Wednesday, November 30, 2011

We Gather Together To ...

Thanksgiving is an American holiday that we all know, but it's turned into a forced celebration like Christmas. Everyone knows the story of the Puritans and the Indians who helped them survive the winter, and how it was Lincoln's wife (I think) who insisted ol' Abe make it a national holiday. I guess it made for a good early winter break, coming as the sun enters Sagittarius (I'm no astrologer, I just put on airs), a month after Halloween. And it was still probably a good idea when I was growing up as a boy for family celebrations -- most Americans then still living within fifty miles of their hometowns. Now, we live all over the place, and as our population ages, it gets tougher and tougher every year to pull Thanksgiving off. I love the idea of this unique American holiday -- but we're past the commercialized phase, and now we're down to just slogging through it. The relatives I did manage to meet up with all looked very tired. The interesting thing about it remains for me is this -- the day after. No, I'm not talking about Black Friday (the dreadful shopping madness that retailers used to love), but the celebration given that day every year after Thanksgiving by a Native American tribe I covered as a reporter some years ago.
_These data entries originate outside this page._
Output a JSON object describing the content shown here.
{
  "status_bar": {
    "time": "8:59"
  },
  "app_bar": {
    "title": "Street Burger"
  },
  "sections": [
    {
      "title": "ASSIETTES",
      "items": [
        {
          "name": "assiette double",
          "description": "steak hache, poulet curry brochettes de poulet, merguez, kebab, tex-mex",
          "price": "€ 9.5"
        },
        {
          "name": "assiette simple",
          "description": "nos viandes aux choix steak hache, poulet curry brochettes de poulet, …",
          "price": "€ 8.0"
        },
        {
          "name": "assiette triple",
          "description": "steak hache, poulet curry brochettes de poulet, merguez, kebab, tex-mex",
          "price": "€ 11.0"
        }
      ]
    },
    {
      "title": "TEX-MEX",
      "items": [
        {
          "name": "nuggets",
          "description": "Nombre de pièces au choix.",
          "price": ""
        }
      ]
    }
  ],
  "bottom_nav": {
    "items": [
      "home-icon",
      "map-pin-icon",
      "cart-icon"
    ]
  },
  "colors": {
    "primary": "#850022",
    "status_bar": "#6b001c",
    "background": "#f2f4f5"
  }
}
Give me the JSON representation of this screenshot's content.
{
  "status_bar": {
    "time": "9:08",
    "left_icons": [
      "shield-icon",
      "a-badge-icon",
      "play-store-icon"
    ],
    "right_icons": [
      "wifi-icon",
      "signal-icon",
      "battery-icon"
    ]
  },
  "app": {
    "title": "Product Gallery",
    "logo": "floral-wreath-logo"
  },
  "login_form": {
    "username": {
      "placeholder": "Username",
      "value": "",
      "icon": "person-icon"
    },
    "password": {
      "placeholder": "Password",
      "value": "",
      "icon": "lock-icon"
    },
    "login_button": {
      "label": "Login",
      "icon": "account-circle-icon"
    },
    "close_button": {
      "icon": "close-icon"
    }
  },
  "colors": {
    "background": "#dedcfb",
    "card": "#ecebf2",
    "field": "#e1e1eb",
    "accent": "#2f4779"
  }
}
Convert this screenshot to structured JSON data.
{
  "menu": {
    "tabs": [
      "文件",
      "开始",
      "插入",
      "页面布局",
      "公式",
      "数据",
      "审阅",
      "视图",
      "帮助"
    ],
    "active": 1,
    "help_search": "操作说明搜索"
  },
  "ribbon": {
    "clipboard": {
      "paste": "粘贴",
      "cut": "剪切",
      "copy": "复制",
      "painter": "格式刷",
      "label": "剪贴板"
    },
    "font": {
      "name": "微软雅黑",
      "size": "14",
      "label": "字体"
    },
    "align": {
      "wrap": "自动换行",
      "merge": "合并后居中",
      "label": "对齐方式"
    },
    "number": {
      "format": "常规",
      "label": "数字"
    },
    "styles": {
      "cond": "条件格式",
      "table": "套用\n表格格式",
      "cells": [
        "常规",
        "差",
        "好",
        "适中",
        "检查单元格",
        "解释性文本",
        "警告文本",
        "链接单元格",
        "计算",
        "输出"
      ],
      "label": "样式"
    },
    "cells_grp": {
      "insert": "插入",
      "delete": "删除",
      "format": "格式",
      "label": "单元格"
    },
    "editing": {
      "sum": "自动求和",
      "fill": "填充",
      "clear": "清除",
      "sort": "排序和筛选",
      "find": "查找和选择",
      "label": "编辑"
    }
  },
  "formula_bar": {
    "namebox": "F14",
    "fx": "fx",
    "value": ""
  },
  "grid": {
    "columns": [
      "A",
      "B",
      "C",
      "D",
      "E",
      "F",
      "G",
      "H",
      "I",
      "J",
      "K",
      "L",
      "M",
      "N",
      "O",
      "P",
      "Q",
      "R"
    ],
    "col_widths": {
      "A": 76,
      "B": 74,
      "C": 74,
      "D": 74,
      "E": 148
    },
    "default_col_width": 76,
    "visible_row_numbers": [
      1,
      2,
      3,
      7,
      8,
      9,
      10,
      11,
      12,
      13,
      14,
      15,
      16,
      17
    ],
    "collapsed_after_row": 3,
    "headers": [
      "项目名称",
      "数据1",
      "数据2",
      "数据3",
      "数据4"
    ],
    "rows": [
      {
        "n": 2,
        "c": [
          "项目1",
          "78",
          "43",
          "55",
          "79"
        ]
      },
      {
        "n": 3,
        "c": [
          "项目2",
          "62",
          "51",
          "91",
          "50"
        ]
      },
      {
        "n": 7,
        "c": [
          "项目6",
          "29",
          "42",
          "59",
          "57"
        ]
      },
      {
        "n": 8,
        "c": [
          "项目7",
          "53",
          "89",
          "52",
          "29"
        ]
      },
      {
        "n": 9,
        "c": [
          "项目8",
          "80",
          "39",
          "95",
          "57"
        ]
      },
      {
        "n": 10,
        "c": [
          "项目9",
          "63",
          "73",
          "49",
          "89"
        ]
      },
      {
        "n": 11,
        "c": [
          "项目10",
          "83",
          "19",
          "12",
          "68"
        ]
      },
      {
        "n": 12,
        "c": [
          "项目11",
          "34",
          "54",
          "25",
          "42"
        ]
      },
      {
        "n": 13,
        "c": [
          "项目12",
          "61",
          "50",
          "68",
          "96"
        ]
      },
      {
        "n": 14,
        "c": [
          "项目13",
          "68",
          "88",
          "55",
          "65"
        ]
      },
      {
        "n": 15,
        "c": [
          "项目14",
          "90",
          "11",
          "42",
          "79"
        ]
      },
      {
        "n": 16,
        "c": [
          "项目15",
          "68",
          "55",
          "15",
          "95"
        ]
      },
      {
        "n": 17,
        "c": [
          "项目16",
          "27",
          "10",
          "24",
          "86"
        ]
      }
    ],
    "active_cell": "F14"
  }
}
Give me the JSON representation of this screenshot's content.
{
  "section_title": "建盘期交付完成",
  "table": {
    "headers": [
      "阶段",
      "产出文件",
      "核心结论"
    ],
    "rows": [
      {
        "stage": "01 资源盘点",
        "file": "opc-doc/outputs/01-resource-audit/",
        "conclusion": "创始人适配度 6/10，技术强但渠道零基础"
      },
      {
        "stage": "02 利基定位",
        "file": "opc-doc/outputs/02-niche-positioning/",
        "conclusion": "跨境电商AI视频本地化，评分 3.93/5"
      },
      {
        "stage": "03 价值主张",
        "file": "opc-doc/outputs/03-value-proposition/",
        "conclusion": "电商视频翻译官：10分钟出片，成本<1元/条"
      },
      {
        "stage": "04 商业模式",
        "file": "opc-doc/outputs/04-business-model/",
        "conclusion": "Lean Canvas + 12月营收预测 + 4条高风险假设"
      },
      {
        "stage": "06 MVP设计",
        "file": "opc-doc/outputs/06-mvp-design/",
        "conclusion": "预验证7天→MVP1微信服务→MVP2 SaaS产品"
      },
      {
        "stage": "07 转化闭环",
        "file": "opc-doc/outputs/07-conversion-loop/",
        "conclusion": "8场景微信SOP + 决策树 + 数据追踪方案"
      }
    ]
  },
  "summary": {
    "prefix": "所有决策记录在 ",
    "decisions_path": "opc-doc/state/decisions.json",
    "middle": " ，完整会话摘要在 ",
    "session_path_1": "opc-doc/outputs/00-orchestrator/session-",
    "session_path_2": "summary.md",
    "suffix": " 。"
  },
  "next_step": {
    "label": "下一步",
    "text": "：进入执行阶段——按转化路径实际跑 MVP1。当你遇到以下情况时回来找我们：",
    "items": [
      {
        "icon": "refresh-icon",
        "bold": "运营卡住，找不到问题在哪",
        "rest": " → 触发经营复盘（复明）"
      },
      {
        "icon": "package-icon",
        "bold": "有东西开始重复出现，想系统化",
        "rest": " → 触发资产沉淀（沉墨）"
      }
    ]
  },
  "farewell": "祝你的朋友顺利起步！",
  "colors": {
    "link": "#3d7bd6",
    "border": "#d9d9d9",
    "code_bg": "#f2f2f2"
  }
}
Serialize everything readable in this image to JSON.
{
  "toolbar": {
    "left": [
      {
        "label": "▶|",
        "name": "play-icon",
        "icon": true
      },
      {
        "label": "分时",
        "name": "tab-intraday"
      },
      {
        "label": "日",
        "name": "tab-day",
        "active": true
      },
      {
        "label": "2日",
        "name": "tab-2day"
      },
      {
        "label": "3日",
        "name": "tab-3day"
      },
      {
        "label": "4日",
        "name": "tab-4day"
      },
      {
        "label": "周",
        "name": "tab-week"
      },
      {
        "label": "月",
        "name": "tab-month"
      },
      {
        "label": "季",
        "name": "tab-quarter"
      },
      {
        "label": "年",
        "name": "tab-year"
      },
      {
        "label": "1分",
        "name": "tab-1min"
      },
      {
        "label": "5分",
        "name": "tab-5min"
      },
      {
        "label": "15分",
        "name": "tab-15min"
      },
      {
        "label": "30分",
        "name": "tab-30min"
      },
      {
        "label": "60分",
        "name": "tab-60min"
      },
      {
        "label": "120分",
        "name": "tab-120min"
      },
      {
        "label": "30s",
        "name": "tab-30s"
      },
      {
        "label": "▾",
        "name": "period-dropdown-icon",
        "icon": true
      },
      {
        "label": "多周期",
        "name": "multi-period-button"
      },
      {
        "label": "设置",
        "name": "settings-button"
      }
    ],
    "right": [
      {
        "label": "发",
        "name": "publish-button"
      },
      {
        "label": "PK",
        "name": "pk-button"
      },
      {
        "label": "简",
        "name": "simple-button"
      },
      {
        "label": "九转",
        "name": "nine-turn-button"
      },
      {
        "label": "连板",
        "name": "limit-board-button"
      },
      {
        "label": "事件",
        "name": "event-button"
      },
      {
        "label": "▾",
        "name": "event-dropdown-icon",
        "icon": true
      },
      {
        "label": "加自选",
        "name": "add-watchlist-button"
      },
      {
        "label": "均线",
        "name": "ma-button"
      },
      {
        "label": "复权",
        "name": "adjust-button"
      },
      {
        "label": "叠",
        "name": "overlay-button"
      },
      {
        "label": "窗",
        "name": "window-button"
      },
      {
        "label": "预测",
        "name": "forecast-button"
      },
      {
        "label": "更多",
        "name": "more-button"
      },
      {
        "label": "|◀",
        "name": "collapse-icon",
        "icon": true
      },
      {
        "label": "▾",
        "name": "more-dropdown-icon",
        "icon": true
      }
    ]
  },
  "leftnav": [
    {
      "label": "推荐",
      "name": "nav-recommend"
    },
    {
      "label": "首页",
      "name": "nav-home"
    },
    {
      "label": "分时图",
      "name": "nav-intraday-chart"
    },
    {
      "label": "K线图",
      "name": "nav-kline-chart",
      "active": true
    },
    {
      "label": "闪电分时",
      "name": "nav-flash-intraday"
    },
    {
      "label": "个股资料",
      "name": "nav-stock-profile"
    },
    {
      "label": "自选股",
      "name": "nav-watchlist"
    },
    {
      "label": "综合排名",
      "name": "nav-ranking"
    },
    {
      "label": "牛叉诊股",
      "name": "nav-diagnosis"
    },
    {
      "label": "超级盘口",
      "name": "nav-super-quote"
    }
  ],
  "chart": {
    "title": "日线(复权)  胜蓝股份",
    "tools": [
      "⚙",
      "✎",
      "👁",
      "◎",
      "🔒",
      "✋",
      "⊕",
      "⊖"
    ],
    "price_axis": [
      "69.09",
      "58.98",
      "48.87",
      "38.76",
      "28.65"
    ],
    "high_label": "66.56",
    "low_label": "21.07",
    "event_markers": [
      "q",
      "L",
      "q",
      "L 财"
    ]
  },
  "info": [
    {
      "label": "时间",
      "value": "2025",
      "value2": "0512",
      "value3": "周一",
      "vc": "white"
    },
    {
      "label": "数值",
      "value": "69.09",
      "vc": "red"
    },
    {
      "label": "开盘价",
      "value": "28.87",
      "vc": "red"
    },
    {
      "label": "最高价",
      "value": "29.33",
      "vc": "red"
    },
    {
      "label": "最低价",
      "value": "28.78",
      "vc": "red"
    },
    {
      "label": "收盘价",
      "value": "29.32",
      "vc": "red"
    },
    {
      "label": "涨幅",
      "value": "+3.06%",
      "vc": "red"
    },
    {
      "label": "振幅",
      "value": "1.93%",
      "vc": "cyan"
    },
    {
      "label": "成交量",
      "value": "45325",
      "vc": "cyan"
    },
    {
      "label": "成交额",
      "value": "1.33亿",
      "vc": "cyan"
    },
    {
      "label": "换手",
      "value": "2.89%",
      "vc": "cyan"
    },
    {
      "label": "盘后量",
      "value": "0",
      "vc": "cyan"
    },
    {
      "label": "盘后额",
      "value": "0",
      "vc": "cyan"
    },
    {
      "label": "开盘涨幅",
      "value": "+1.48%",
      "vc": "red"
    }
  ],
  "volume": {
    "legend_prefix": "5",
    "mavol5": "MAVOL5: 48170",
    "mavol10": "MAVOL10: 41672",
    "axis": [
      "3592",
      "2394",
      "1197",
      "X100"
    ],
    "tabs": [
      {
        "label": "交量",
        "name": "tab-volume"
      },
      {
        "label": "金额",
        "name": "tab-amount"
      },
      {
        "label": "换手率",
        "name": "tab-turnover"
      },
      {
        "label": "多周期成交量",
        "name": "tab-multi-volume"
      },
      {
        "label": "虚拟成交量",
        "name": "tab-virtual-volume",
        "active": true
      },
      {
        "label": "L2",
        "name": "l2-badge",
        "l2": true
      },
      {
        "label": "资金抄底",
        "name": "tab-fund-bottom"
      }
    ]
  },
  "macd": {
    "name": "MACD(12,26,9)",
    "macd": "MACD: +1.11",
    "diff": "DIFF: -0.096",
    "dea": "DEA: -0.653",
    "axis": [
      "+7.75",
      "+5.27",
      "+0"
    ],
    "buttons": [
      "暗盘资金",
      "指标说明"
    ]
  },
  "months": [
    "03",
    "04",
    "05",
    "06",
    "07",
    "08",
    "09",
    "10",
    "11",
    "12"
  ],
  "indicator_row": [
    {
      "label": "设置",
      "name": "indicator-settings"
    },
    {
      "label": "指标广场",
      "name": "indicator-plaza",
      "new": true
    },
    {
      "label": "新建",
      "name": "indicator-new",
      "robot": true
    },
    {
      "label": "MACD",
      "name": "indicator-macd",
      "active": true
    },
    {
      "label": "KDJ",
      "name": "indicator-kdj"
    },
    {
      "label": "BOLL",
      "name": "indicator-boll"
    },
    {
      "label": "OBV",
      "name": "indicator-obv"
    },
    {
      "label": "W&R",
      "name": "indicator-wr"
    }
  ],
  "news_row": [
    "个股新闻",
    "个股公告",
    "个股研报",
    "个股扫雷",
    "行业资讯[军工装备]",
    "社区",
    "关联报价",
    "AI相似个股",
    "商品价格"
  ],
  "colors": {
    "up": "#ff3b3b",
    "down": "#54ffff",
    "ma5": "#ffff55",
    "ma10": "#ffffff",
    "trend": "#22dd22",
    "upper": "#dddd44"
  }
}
The festival on their reservation includes history, crafts, food, and traditional drumming-and-dancing demonstrations -- all the things you'd expect from such an event. No one ever mentioned to me why it's held the day it is -- until I figured it out myself while covering it one year. It just dawned on me -- there are all these Americans for whom this traditional holiday I'd been brought up to think was so wonderful means the exact opposite of what it does to me. And they choose to celebrate their native traditions at a time that should remind us of that difference -- and we never notice. (By the way, one of the displays they're proudest of was the medals their men have won in war -- the Revolutionary War, the Civil War, World War I, World War II, the Korean Conflict, Vietnam, and Desert Storm -- all fighting on "our" side! I left the area well before the current Iraq conflict began, though I'm sure their people are likely in uniform in that now, too.).